MERGE MERGE_REPRO_TARGET AS targetTable
USING
(
    SELECT * FROM 
    (
        SELECT 
            *, 
            ROW_NUMBER() OVER (
                PARTITION BY ww,id, tenant 
                ORDER BY 
                (
                    SELECT COUNT(1) 
                    FROM MERGE_REPRO_SOURCE AS targetTable
                    WHERE 
                        targetTable.[ibi_bulk_id] = sourceTable.[ibi_bulk_id] 
                        AND targetTable.[ibi_row_id] <> sourceTable.[ibi_row_id] 
                        AND 
                        (
                            (targetTable.[ww] = sourceTable.[ww]) 
                            AND (targetTable.[id] = sourceTable.[id]) 
                            AND (targetTable.[tenant] = sourceTable.[tenant])
                        ) 
                        AND NOT ((targetTable.[sampletime] <= sourceTable.[sampletime]))
                ),
                sourceTable.ibi_row_id DESC
            ) AS idx
        FROM MERGE_REPRO_SOURCE sourceTable 
        WHERE [ibi_bulk_id] in (20150803110418887)
    ) AS bulkData
    where idx = 1
) AS sourceTable 
ON 
    (targetTable.[ww] = sourceTable.[ww]) 
    AND (targetTable.[id] = sourceTable.[id]) 
    AND (targetTable.[tenant] = sourceTable.[tenant])
...

This results in many extra computed columns, primarily associated with the Split and the data needed when an update is converted to an insert/update pair. These extra columns result in an intermediate row exceeding the allowed 8060 bytes at an earlier Sort - the one just after a Filter:

The Problem Sort

Note that the Filter has 1,319 columns (expressions and base columns) in its Output List. Attaching a debugger shows the call stack at the point the fatal exception is raised:

Stack Trace

Note in passing that the problem is not at the Spool - the exception there is converted to a warning about the potential for a row to be too large.

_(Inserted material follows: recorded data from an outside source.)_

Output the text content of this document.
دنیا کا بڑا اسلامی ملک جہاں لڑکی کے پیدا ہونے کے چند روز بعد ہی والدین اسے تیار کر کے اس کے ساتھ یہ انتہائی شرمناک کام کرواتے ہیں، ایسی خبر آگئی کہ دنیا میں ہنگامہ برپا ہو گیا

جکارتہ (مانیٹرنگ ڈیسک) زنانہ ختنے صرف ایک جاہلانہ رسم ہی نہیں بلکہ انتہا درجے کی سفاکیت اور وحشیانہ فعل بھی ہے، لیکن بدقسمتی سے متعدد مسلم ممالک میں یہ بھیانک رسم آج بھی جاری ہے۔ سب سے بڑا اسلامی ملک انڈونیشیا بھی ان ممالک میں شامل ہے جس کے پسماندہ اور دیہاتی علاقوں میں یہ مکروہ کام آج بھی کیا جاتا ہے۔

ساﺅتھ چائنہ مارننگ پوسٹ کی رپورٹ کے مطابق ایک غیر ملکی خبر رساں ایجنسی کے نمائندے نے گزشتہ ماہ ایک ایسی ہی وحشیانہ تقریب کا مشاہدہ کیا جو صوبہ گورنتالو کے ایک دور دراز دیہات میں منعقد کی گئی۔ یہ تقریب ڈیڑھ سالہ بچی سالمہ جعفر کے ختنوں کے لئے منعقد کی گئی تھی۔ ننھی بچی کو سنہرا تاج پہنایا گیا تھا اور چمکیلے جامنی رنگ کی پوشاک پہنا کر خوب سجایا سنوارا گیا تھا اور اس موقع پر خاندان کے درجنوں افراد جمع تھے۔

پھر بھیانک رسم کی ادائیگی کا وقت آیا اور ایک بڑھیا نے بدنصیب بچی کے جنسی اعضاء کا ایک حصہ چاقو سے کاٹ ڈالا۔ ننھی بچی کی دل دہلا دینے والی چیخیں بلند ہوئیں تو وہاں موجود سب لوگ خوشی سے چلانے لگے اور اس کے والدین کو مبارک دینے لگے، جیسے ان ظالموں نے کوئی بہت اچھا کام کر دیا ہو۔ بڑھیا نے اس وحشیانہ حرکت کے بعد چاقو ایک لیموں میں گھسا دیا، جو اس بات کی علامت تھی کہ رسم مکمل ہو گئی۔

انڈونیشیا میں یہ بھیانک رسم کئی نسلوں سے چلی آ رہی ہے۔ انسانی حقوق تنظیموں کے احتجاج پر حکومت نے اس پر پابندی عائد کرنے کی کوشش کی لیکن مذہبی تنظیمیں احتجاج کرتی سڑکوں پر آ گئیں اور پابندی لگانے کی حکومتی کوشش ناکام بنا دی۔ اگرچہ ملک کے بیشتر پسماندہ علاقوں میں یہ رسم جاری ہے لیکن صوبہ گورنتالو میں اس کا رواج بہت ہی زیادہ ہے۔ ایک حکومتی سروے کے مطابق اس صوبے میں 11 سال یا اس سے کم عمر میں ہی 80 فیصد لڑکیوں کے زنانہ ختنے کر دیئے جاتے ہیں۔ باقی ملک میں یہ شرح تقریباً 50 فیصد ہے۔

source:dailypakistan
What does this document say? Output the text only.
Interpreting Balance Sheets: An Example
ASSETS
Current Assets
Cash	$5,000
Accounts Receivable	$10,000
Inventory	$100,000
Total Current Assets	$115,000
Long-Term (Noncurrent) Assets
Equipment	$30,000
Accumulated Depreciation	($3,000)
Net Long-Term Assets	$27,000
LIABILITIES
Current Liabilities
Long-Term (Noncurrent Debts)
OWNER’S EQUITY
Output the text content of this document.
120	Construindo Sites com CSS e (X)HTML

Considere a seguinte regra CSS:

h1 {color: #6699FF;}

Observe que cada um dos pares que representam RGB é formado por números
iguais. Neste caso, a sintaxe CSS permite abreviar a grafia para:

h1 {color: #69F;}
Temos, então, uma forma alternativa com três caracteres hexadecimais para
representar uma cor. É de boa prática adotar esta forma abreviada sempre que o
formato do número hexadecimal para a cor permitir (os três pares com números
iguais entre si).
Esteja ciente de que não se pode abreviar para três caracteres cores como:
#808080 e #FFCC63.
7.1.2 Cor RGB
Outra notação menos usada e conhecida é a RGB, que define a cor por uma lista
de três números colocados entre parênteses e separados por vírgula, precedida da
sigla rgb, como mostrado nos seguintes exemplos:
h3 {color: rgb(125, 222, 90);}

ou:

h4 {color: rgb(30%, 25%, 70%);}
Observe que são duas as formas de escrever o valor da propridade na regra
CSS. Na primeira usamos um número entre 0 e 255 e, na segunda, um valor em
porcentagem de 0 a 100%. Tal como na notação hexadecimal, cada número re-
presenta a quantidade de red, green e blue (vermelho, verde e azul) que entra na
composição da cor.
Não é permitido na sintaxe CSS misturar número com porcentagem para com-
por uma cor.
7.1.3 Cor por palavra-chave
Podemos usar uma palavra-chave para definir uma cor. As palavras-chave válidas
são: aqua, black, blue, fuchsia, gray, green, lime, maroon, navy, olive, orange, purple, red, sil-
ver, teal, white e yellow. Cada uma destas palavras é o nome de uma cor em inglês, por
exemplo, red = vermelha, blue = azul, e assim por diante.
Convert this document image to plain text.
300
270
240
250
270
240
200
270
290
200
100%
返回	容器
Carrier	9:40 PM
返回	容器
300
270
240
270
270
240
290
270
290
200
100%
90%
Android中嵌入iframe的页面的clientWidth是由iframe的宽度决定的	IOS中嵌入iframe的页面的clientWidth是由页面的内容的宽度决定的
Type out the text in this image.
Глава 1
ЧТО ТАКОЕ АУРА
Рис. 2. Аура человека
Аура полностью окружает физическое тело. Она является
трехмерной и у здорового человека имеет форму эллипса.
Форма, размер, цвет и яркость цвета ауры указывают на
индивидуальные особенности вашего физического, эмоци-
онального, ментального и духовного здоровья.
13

Why does update using merge is not succeeding, while insert does, and direct update also does?

A direct update does not have the same internal complexity as the MERGE. It is a fundamentally simpler operation that tends to simplify and optimizer better. Removing the NOT MATCHED clause may also remove enough of the complexity such that the error is not generated in some cases. That does not happen with the repro, however.

Ultimately, my advice is to avoid MERGE for larger or more complex tasks. My experience is that separate insert/update/delete statements tend to optimize better, are simpler to understand, and also often perform better overall, compared with MERGE.